My grandparents, Nana and Papa, were both chiropractors and although they both grew up in and loved Potter County, during the Great Depression they struggled to keep their practice here going. They lived here in Gold for a while, in this very house, and had an office here – in this room where I am sitting right now. They also lived for a time in Galeton (where my father was born) and in Westfield over in Tioga County. They also had offices in both those places. In the 1930's they moved downstate to New Cumberland, just across the river from Harrisburg. That’s where they raised their family – my father and his two sisters, my aunts Joyce and Sally. Eventually they settled at 431 Bridge Street in a big old house. My grandparents’ chiropractic office was on the first floor. They lived on the second floor. When my father grew up, he became a chiropractor too, and when his parents retired, he took over their practice and moved into that house where he raised his family, my family, for a while. That’s where I lived for the first ten years of my life.
Papa at Chiropractic college. He's on the left with the skull.
My grandfather was raised on a farm and he remained a farm boy all his life. Everywhere he lived he planted a garden. I grew up in the ruins of his garden at 431 Bridge Street. His love of gardens and farm life were passed on to me. Everywhere I’ve lived, in Ohio, in Illinois, in California, I too have planted gardens. Now I live in a place where he once lived and I have gardens where he once planted gardens. It is in my gardens that I have always felt closest to him. I felt it as a child in New Cumberland as I watched the flowers that he planted come up each spring. I feel it here as I tend my flower beds, vegetable gardens, and orchard. One of the nicest compliments I ever received was from Papa’s sister, my Great Aunt Eleanor. After we moved here, we would often visit her in the retirement home where she lived. In the summer I’d take her vegetables from my garden. One time as we sat and talked of family and gardens she said to me, “You remind me so much of Lawrence. You’re like him in so many ways.” It makes me happy to think of it.
Papa with his sunflowers.
 My grandfather, Lawrence Evered Howe.

Today was the fifth Sunday of the month, so I was in charge of the second hour meeting at church. I did a presentation on learning gospel principles by singing from the Children’s Songbook. I realized a while back that many of the members in our branch joined the church as adults and never went to Primary. Most of them are not very familiar with the Children’s Songbook. Having grown up in the church and attended Junior Sunday School and Primary and then having seven children who all went to Primary and a wife who was, in my unbiased opinion, the best Primary chorister ever, I know and love those songs. They teach basic doctrinal concepts with easy to understand words and memorable melodies. I gave a brief history of the songbooks over the years. I told them how to access the hymns and songs on the Gospel Library app, and then we learned and sang I Am a Child of God, I Lived In Heaven, I Pray in Faith, Jesus Once Was a Little Child, and a few other songs. I think it went well.

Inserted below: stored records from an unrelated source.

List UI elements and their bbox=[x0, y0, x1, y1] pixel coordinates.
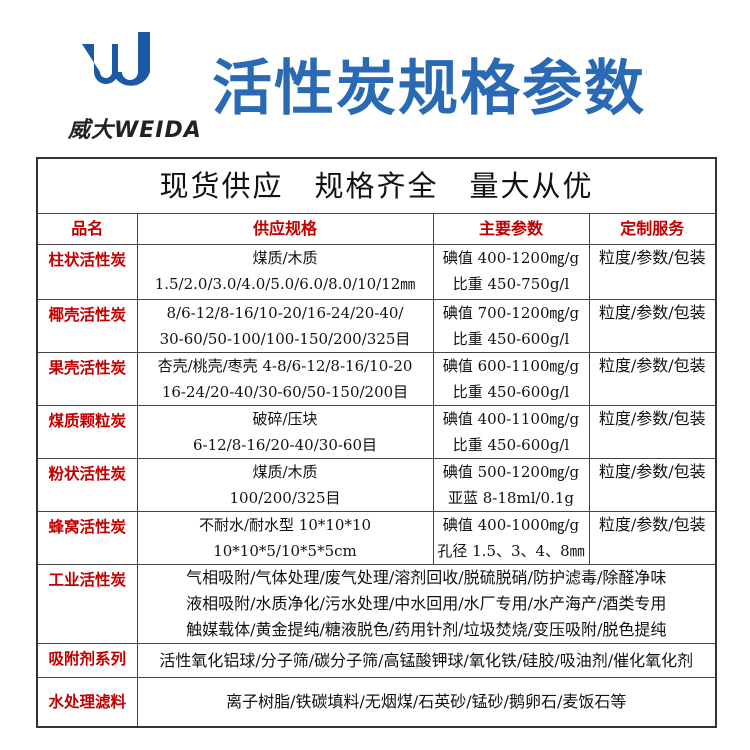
custom-service: 粒度/参数/包装 bbox=[588, 458, 717, 512]
param-line: 亚蓝 8-18ml/0.1g bbox=[448, 489, 574, 507]
table-row: 吸附剂系列 活性氧化铝球/分子筛/碳分子筛/高锰酸钾球/氧化铁/硅胶/吸油剂/催化… bbox=[36, 643, 717, 678]
category-name: 水处理滤料 bbox=[36, 677, 138, 727]
product-name: 椰壳活性炭 bbox=[36, 299, 138, 353]
category-name: 吸附剂系列 bbox=[36, 643, 138, 678]
main-params: 碘值 400-1000㎎/g 孔径 1.5、3、4、8㎜ bbox=[432, 511, 590, 565]
usage-line: 触媒载体/黄金提纯/糖液脱色/药用针剂/垃圾焚烧/变压吸附/脱色提纯 bbox=[186, 620, 667, 639]
page-title: 活性炭规格参数 bbox=[212, 54, 646, 124]
param-line: 碘值 400-1000㎎/g bbox=[442, 516, 580, 534]
spec-line: 16-24/20-40/30-60/50-150/200目 bbox=[161, 383, 409, 401]
custom-service: 粒度/参数/包装 bbox=[588, 405, 717, 459]
product-name: 煤质颗粒炭 bbox=[36, 405, 138, 459]
main-params: 碘值 700-1200㎎/g 比重 450-600g/l bbox=[432, 299, 590, 353]
spec-line: 100/200/325目 bbox=[229, 489, 341, 507]
header-params: 主要参数 bbox=[432, 213, 590, 245]
logo-text: 威大WEIDA bbox=[68, 118, 202, 143]
custom-service: 粒度/参数/包装 bbox=[588, 511, 717, 565]
usage-line: 气相吸附/气体处理/废气处理/溶剂回收/脱硫脱硝/防护滤毒/除醛净味 bbox=[186, 568, 667, 587]
header-spec: 供应规格 bbox=[136, 213, 434, 245]
usage-line: 活性氧化铝球/分子筛/碳分子筛/高锰酸钾球/氧化铁/硅胶/吸油剂/催化氧化剂 bbox=[159, 650, 694, 670]
table-row: 椰壳活性炭 8/6-12/8-16/10-20/16-24/20-40/30-6… bbox=[36, 299, 717, 353]
category-items: 活性氧化铝球/分子筛/碳分子筛/高锰酸钾球/氧化铁/硅胶/吸油剂/催化氧化剂 bbox=[136, 643, 717, 678]
param-line: 孔径 1.5、3、4、8㎜ bbox=[437, 542, 585, 560]
category-items: 气相吸附/气体处理/废气处理/溶剂回收/脱硫脱硝/防护滤毒/除醛净味 液相吸附/水… bbox=[136, 564, 717, 644]
header-service: 定制服务 bbox=[588, 213, 717, 245]
spec-line: 1.5/2.0/3.0/4.0/5.0/6.0/8.0/10/12㎜ bbox=[154, 275, 416, 293]
logo-mark-icon bbox=[82, 32, 150, 86]
param-line: 比重 450-600g/l bbox=[452, 383, 570, 401]
spec-line: 煤质/木质 bbox=[252, 463, 318, 481]
spec-table: 现货供应 规格齐全 量大从优 品名 供应规格 主要参数 定制服务 柱状活性炭 煤… bbox=[36, 157, 718, 728]
spec-line: 不耐水/耐水型 10*10*10 bbox=[198, 516, 372, 534]
usage-line: 液相吸附/水质净化/污水处理/中水回用/水厂专用/水产海产/酒类专用 bbox=[186, 594, 667, 613]
weida-logo: 威大WEIDA bbox=[50, 30, 201, 143]
param-line: 碘值 500-1200㎎/g bbox=[442, 463, 580, 481]
supply-spec: 杏壳/桃壳/枣壳 4-8/6-12/8-16/10-20 16-24/20-40/… bbox=[136, 352, 434, 406]
product-name: 蜂窝活性炭 bbox=[36, 511, 138, 565]
supply-spec: 煤质/木质 100/200/325目 bbox=[136, 458, 434, 512]
spec-line: 破碎/压块 bbox=[252, 410, 318, 428]
param-line: 碘值 400-1200㎎/g bbox=[442, 249, 580, 267]
table-row: 柱状活性炭 煤质/木质 1.5/2.0/3.0/4.0/5.0/6.0/8.0/1… bbox=[36, 244, 717, 300]
supply-spec: 破碎/压块 6-12/8-16/20-40/30-60目 bbox=[136, 405, 434, 459]
param-line: 比重 450-750g/l bbox=[452, 275, 570, 293]
custom-service: 粒度/参数/包装 bbox=[588, 352, 717, 406]
custom-service: 粒度/参数/包装 bbox=[588, 299, 717, 353]
param-line: 碘值 600-1100㎎/g bbox=[442, 357, 580, 375]
spec-line: 杏壳/桃壳/枣壳 4-8/6-12/8-16/10-20 bbox=[157, 357, 413, 375]
table-row: 果壳活性炭 杏壳/桃壳/枣壳 4-8/6-12/8-16/10-20 16-24/… bbox=[36, 352, 717, 406]
main-params: 碘值 400-1100㎎/g 比重 450-600g/l bbox=[432, 405, 590, 459]
param-line: 碘值 700-1200㎎/g bbox=[442, 304, 580, 322]
category-items: 离子树脂/铁碳填料/无烟煤/石英砂/锰砂/鹅卵石/麦饭石等 bbox=[136, 677, 717, 727]
category-name: 工业活性炭 bbox=[36, 564, 138, 644]
usage-line: 离子树脂/铁碳填料/无烟煤/石英砂/锰砂/鹅卵石/麦饭石等 bbox=[226, 691, 627, 711]
product-name: 柱状活性炭 bbox=[36, 244, 138, 300]
banner-slogan: 现货供应 规格齐全 量大从优 bbox=[36, 157, 717, 214]
table-row: 煤质颗粒炭 破碎/压块 6-12/8-16/20-40/30-60目 碘值 400… bbox=[36, 405, 717, 459]
custom-service: 粒度/参数/包装 bbox=[588, 244, 717, 300]
table-row: 蜂窝活性炭 不耐水/耐水型 10*10*10 10*10*5/10*5*5cm 碘… bbox=[36, 511, 717, 565]
product-name: 果壳活性炭 bbox=[36, 352, 138, 406]
main-params: 碘值 400-1200㎎/g 比重 450-750g/l bbox=[432, 244, 590, 300]
spec-line: 30-60/50-100/100-150/200/325目 bbox=[159, 330, 411, 348]
supply-spec: 8/6-12/8-16/10-20/16-24/20-40/30-60/50-1… bbox=[136, 299, 434, 353]
spec-line: 10*10*5/10*5*5cm bbox=[213, 542, 357, 560]
param-line: 碘值 400-1100㎎/g bbox=[442, 410, 580, 428]
main-params: 碘值 500-1200㎎/g 亚蓝 8-18ml/0.1g bbox=[432, 458, 590, 512]
spec-line: 8/6-12/8-16/10-20/16-24/20-40/ bbox=[166, 304, 404, 322]
param-line: 比重 450-600g/l bbox=[452, 330, 570, 348]
table-row: 水处理滤料 离子树脂/铁碳填料/无烟煤/石英砂/锰砂/鹅卵石/麦饭石等 bbox=[36, 677, 717, 727]
supply-spec: 煤质/木质 1.5/2.0/3.0/4.0/5.0/6.0/8.0/10/12㎜ bbox=[136, 244, 434, 300]
product-name: 粉状活性炭 bbox=[36, 458, 138, 512]
spec-line: 煤质/木质 bbox=[252, 249, 318, 267]
table-row: 工业活性炭 气相吸附/气体处理/废气处理/溶剂回收/脱硫脱硝/防护滤毒/除醛净味液… bbox=[36, 564, 717, 644]
header-name: 品名 bbox=[36, 213, 138, 245]
spec-line: 6-12/8-16/20-40/30-60目 bbox=[192, 436, 378, 454]
param-line: 比重 450-600g/l bbox=[452, 436, 570, 454]
table-row: 粉状活性炭 煤质/木质 100/200/325目 碘值 500-1200㎎/g 亚蓝… bbox=[36, 458, 717, 512]
main-params: 碘值 600-1100㎎/g 比重 450-600g/l bbox=[432, 352, 590, 406]
supply-spec: 不耐水/耐水型 10*10*10 10*10*5/10*5*5cm bbox=[136, 511, 434, 565]
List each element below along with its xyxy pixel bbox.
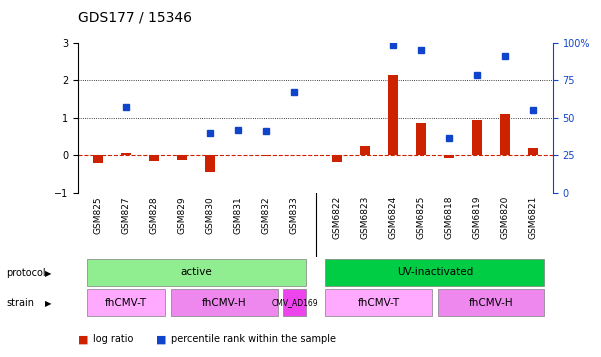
Bar: [332, 155, 341, 162]
Bar: [500, 114, 510, 155]
Text: ■: ■: [78, 334, 88, 344]
Text: GSM6819: GSM6819: [472, 196, 481, 240]
Text: active: active: [180, 267, 212, 277]
FancyBboxPatch shape: [87, 258, 306, 286]
Text: ■: ■: [156, 334, 166, 344]
Bar: [177, 155, 187, 160]
Text: ▶: ▶: [45, 299, 52, 308]
Text: ▶: ▶: [45, 268, 52, 278]
Text: fhCMV-H: fhCMV-H: [202, 297, 246, 308]
Text: GSM832: GSM832: [262, 196, 271, 233]
Text: GSM825: GSM825: [93, 196, 102, 233]
Text: GSM6821: GSM6821: [529, 196, 538, 239]
Text: GSM831: GSM831: [234, 196, 243, 234]
FancyBboxPatch shape: [438, 289, 545, 316]
Bar: [261, 155, 271, 156]
FancyBboxPatch shape: [325, 289, 432, 316]
Text: GSM828: GSM828: [150, 196, 159, 233]
Text: GSM827: GSM827: [121, 196, 130, 233]
Text: GSM6820: GSM6820: [501, 196, 510, 239]
Text: GSM833: GSM833: [290, 196, 299, 234]
Text: fhCMV-T: fhCMV-T: [105, 297, 147, 308]
Text: CMV_AD169: CMV_AD169: [271, 298, 318, 307]
Text: GSM830: GSM830: [206, 196, 215, 234]
Bar: [149, 155, 159, 161]
Text: fhCMV-H: fhCMV-H: [469, 297, 513, 308]
Text: GSM829: GSM829: [177, 196, 186, 233]
FancyBboxPatch shape: [325, 258, 545, 286]
Bar: [121, 154, 131, 155]
FancyBboxPatch shape: [283, 289, 306, 316]
Bar: [360, 146, 370, 155]
Text: GSM6822: GSM6822: [332, 196, 341, 239]
Bar: [416, 124, 426, 155]
Text: GSM6818: GSM6818: [445, 196, 454, 240]
Text: protocol: protocol: [6, 268, 46, 278]
Text: UV-inactivated: UV-inactivated: [397, 267, 473, 277]
Text: log ratio: log ratio: [93, 334, 133, 344]
Text: fhCMV-T: fhCMV-T: [358, 297, 400, 308]
Bar: [93, 155, 103, 163]
Bar: [206, 155, 215, 172]
Text: GSM6823: GSM6823: [360, 196, 369, 239]
Text: percentile rank within the sample: percentile rank within the sample: [171, 334, 337, 344]
Text: GDS177 / 15346: GDS177 / 15346: [78, 11, 192, 25]
Bar: [388, 75, 398, 155]
Bar: [472, 120, 482, 155]
Text: GSM6824: GSM6824: [388, 196, 397, 239]
Bar: [444, 155, 454, 158]
FancyBboxPatch shape: [171, 289, 278, 316]
Text: GSM6825: GSM6825: [416, 196, 426, 239]
FancyBboxPatch shape: [87, 289, 165, 316]
Text: strain: strain: [6, 298, 34, 308]
Bar: [528, 148, 538, 155]
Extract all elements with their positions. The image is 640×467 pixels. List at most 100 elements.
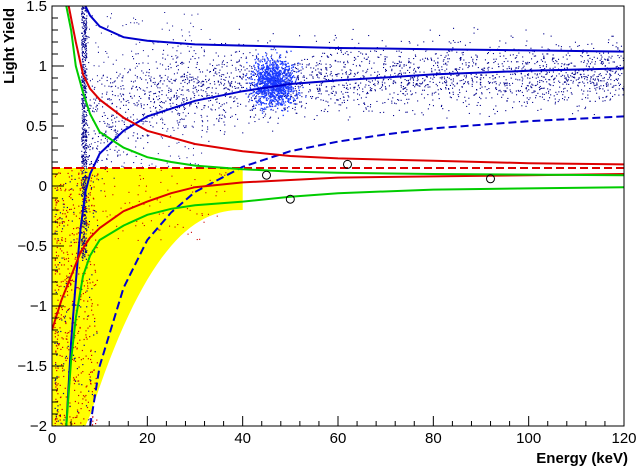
event-point (483, 77, 485, 79)
event-point (492, 75, 494, 77)
event-point (84, 168, 86, 170)
event-point (354, 82, 356, 84)
event-point (86, 211, 88, 213)
event-point (259, 86, 261, 88)
event-point (85, 140, 87, 142)
event-point (230, 107, 232, 109)
event-point (71, 178, 73, 180)
event-point (171, 111, 173, 113)
event-point (364, 86, 366, 88)
event-point (262, 82, 264, 84)
event-point (255, 100, 257, 102)
event-point (167, 97, 169, 99)
event-point (86, 38, 88, 40)
event-point (252, 84, 254, 86)
event-point (95, 24, 97, 26)
event-point (276, 59, 279, 61)
event-point (86, 222, 88, 224)
event-point (82, 172, 84, 174)
event-point (58, 376, 60, 378)
event-point (268, 93, 270, 95)
event-point (169, 155, 171, 157)
event-point (97, 161, 99, 163)
event-point (512, 73, 514, 75)
event-point (123, 88, 125, 90)
event-point (555, 60, 557, 62)
event-point (106, 93, 108, 95)
event-point (136, 133, 138, 135)
event-point (84, 203, 86, 205)
event-point (83, 56, 85, 58)
event-point (581, 76, 583, 78)
event-point (443, 59, 445, 61)
event-point (264, 90, 266, 92)
event-point (166, 85, 168, 87)
event-point (83, 34, 85, 35)
event-point (605, 59, 607, 61)
event-point (186, 83, 188, 85)
event-point (269, 100, 271, 102)
event-point (330, 72, 332, 74)
event-point (376, 100, 378, 102)
event-point (95, 97, 97, 99)
event-point (290, 94, 292, 96)
event-point (278, 73, 280, 75)
event-point (98, 103, 100, 105)
event-point (105, 166, 107, 168)
event-point (101, 83, 103, 85)
event-point (260, 103, 262, 105)
event-point (153, 93, 155, 94)
event-point (161, 94, 163, 96)
event-point (272, 74, 274, 76)
event-point (280, 70, 282, 72)
event-point (504, 91, 506, 93)
event-point (343, 62, 345, 64)
event-point (271, 77, 274, 79)
event-point (270, 48, 272, 51)
event-point (142, 62, 144, 64)
event-point (206, 88, 208, 90)
event-point (213, 69, 215, 71)
event-point (193, 93, 195, 95)
event-point (197, 13, 199, 15)
event-point (82, 126, 84, 128)
event-point (106, 52, 108, 54)
event-point (161, 90, 163, 92)
event-point (374, 90, 376, 92)
event-point (276, 103, 278, 105)
event-point (519, 79, 521, 81)
event-point (108, 85, 110, 87)
event-point (399, 70, 401, 72)
event-point (112, 63, 114, 65)
event-point (83, 136, 85, 138)
event-point (565, 77, 567, 79)
event-point (326, 90, 328, 92)
event-point (143, 113, 145, 115)
event-point (504, 83, 506, 85)
event-point (84, 228, 86, 230)
event-point (567, 74, 569, 76)
event-point (175, 98, 177, 100)
event-point (382, 85, 384, 87)
event-point (85, 225, 87, 227)
event-point (54, 230, 56, 232)
event-point (404, 94, 406, 96)
event-point (90, 263, 92, 266)
event-point (177, 69, 179, 71)
event-point (155, 107, 157, 109)
event-point (308, 91, 310, 93)
event-point (358, 51, 360, 53)
event-point (93, 88, 95, 90)
event-point (297, 85, 299, 87)
event-point (201, 95, 203, 97)
event-point (401, 81, 403, 83)
event-point (107, 117, 109, 119)
event-point (358, 84, 360, 86)
event-point (172, 127, 174, 129)
event-point (230, 82, 232, 84)
event-point (301, 105, 303, 107)
event-point (581, 52, 583, 54)
event-point (154, 81, 156, 83)
event-point (272, 93, 274, 95)
event-point (66, 357, 68, 359)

The Children Sing (1951-1969), Sing With Me (1969-1989), Children's Songbook (1989- present).

We are home from church now. On the way home we saw two Bald Eagles, one over on Piangetelli Hill feeding on a dead deer. The second was right here in Gold near the old Grange Hall sitting in a pine tree. I tried to get some photos, but none of them turned out. We love seeing them. So it's just Stacey and me here until Hannah gets home later. We're having leftovers for lunch. It's very quiet. It has warmed up enough (37°) that it is raining, which has turned all the snow to slush. I'll be heading down to do the chores soon. And then we'll spend a quiet Sabbath afternoon, just the two of us.